The Colorado Supreme Court is weighing whether to bar Trump from appearing on the state ballot next year.

Former President Donald Trump yells to the crowd before delivering remarks during a campaign event on November 11, 2023, in Claremont, New Hampshire.

Lawyers for former President Donald Trump filed a brief with the Colorado state Supreme Court this week arguing that a constitutional provision that would disallow him from being able to run for the presidency again in 2024 should be ignored because, as they put it, he never made an oath, as president, to “support” the Constitution.

The argument is one of semantics, as the president of the United States is sworn in through a different oath than members of Congress or other government officials.

Article II of the U.S. Constitution requires presidents-elect to read an oath promising to “preserve, protect and defend” the document as they are being sworn into office.

Six residents in Colorado sued to have Trump barred from being able to appear on the state ballot next year as a candidate for president, citing Section 3 of the 14th Amendment — sometimes known as the insurrectionist clause — as their basis for doing so. That provision states that no person can be elected to any office within the United States if they have served in a position where they “previously [took] an oath … to support the Constitution” while subsequently engaging in “insurrection or rebellion” or giving aid or comfort to those who have engaged in such activities.

Because the language of the amendment says “support” rather than any of the words used in the presidential oath of office, Trump’s lawyers contend the provision doesn’t apply to him. The former president’s lawyers claim this difference in the language was “purposefully” created by the authors of the amendment.

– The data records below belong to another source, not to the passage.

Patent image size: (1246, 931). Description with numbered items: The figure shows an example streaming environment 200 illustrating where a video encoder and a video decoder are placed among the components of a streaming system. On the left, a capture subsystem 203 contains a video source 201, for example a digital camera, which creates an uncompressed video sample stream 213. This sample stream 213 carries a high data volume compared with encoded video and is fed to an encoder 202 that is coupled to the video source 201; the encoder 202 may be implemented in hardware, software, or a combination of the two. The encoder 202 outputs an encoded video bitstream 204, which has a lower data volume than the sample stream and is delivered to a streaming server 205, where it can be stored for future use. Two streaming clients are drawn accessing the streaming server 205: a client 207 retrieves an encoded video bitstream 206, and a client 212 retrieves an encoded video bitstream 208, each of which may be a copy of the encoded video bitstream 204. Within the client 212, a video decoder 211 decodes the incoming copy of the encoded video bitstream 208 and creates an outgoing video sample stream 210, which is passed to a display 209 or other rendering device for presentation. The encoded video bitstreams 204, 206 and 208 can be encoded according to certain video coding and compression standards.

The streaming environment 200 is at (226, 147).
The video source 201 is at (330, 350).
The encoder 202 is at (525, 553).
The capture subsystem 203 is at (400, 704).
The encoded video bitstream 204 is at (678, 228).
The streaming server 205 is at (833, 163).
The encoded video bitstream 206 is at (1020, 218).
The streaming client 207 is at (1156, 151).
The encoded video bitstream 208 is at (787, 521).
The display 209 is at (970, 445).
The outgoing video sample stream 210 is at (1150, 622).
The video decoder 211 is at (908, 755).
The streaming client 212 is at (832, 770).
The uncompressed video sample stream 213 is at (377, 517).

“Section Three does not apply, because the presidency is not an office ‘under the United States,’ the president is not an ‘officer of the United States,’ and President Trump did not take an oath ‘to support the Constitution of the United States,'” Trump’s lawyers wrote in a brief to the state’s highest court.

Lawyers from the nonprofit watchdog organization Citizens for Responsibility and Ethics in Washington (CREW), who are representing the six residents in Colorado seeking to disqualify Trump from the ballot, argued differently in their brief to the state Supreme Court last week.

“The Constitution itself, historical context, and common sense, all make clear that the Fourteenth Amendment’s disqualification clause extends to the President and the Presidency,” CREW stated in its brief to the court, adding:

The Constitution explicitly tells us, over and over, that the Presidency is an “office.” The natural meaning of “officer of the United States” is anyone who holds a federal “office.” And the natural reading of “oath to support the Constitution” includes the stronger Presidential oath to “preserve, protect, and defend the Constitution.”

Other legal experts and scholars have also noted that the 14th Amendment’s insurrectionist clause should apply to Trump as well, based on his motivating a mob of his loyalists to attack the U.S. Capitol on January 6, 2021, and his apparent sanctioning of their actions for several hours after they had begun. Trump’s other actions, including his leading a plot behind the scenes to usurp the outcome of the 2020 presidential election in order to illegitimately remain in office, also warrant barring him from running again.

“It’s an error to focus on JAN 6, for which Trump DENIES responsibility. It’s what he ADMITS — ATTEMPTING TO STAY IN POWER AFTER OFFICIALLY LOSING THE ELECTION — that DEFINES ‘insurrection against the Constitution of the United States,'” Laurence Tribe, Professor Emeritus at Harvard University, said on social media earlier this month.